Van een duik in het zwembad knappen we op en Co legt in de schaduw van de bomen een satelliet verbinding naar huis. Hij is jarig en wilde z´n verjaardag nergens vieren. Dat is hem gelukt en we vragen ons af wat het hem gekost heeft.

Het is bijna 24.00 uur en we zijn moe, maar worden wakker bij de mededeling dat we om 3.00 uur op moeten staan. Het is een lange rit en we moeten nog inchecken. Waarom zitten we niet dichter bij het vliegveld?

 

Colombo 2

Bij het vliegveld worden alle auto´s gekontroleerd en bij het inchecken inspekteren ze grondig alle koffers. De douane plakt een sticker op de rits en dan mogen we door lopen. De vertrekbelasting moeten we eerst zelf betalen, maar uiteindelijk doet Air Lanka dit.

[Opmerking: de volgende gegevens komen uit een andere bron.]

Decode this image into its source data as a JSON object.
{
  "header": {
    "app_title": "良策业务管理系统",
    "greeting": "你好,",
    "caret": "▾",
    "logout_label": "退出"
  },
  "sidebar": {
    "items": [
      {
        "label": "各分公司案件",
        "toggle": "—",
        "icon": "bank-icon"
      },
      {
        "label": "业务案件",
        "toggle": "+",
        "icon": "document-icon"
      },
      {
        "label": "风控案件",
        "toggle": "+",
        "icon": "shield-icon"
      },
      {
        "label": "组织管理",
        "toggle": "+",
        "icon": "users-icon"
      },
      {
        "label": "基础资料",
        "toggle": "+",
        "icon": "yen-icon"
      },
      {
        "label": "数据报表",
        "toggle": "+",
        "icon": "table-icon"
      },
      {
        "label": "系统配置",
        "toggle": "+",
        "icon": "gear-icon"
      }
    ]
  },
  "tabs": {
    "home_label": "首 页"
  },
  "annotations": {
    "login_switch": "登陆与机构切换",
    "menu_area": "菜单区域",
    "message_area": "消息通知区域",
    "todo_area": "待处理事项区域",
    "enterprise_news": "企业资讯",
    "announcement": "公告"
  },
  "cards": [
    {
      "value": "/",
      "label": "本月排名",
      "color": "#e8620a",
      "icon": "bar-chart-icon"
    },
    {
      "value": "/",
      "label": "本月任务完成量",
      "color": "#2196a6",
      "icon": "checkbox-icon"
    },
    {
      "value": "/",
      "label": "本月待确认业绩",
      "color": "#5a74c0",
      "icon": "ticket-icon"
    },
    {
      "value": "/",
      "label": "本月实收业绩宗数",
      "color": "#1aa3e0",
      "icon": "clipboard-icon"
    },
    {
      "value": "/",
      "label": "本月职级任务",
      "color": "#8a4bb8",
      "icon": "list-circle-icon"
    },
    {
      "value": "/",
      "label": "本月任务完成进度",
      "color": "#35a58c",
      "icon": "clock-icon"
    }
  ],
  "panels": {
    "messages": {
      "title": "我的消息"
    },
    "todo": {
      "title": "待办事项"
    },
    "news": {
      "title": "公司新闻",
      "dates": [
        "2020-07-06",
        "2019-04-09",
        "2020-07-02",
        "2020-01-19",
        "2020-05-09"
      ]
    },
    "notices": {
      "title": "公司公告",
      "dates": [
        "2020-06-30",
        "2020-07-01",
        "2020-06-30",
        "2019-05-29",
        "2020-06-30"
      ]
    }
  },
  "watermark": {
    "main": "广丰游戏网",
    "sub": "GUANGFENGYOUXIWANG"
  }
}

Om 5.00 uur zijn we ingecheckt en drinken koffie in de VIP-lounge om wakker te blijven. Het reizen zijn we nu wel zat en verlangen naar een bounty-eiland, zon, strand, zee en duiken. Als we om 7.30 opstijgen en ´n uur later landen lijkt het allemaal zo dichtbij.


Male

Je komt niet makkelijk langs de douane. Nauwgezet bestudeert de beambte iedere bladzijde van het paspoort en stopt er formulieren in. Bij de volgende balie haalt een ander de formulieren er weer uit en mogen we doorlopen.

Bij het doorlichten van de bagage zoeken ze gericht naar alcoholische drank. Van Air Lanka kregen we 2 flesjes champagne p.p. en die nemen ze samen met de rest van de whisky in beslag. Het valt ons honderd procent mee dat we een reçu krijgen waarmee we de drank bij vertrek terug krijgen. Alles verloopt in een gezellige sfeer en we krijgen steeds meer het gevoel dat we thuis wat te vertellen hebben.

Buiten lopen we in de tropische hitte naar de touroperator. Opgelucht begroeten we hem, een soort thuiskomst. Ibrahim Rasheed verwelkomt ons en vindt het heel vervelend dat we 2 dagen vertraging hebben. Nog vervelender is dat hij de huisjes op Ellaidhoo daardoor verhuurd heeft aan een groep israeliërs. Ook andere eilanden zitten allemaal vol! Omdat het voor ons allemaal zo vervelend is denkt hij mee over een oplossing. Uiteindelijk heeft hij die na een aantal telefoontjes. We kunnen een cruise maken met een boot!

Met mijn zeeziekte weiger ik 10 dagen op een boot te gaan en zo ontstaat er een patstelling. Ibrahim herhaalt dat dit het enige is dat hij kan doen en wij weigeren pertinent. We willen onze eigen bungalows terug. Ondertussen drinken we de flesjes water van 3 dollar leeg.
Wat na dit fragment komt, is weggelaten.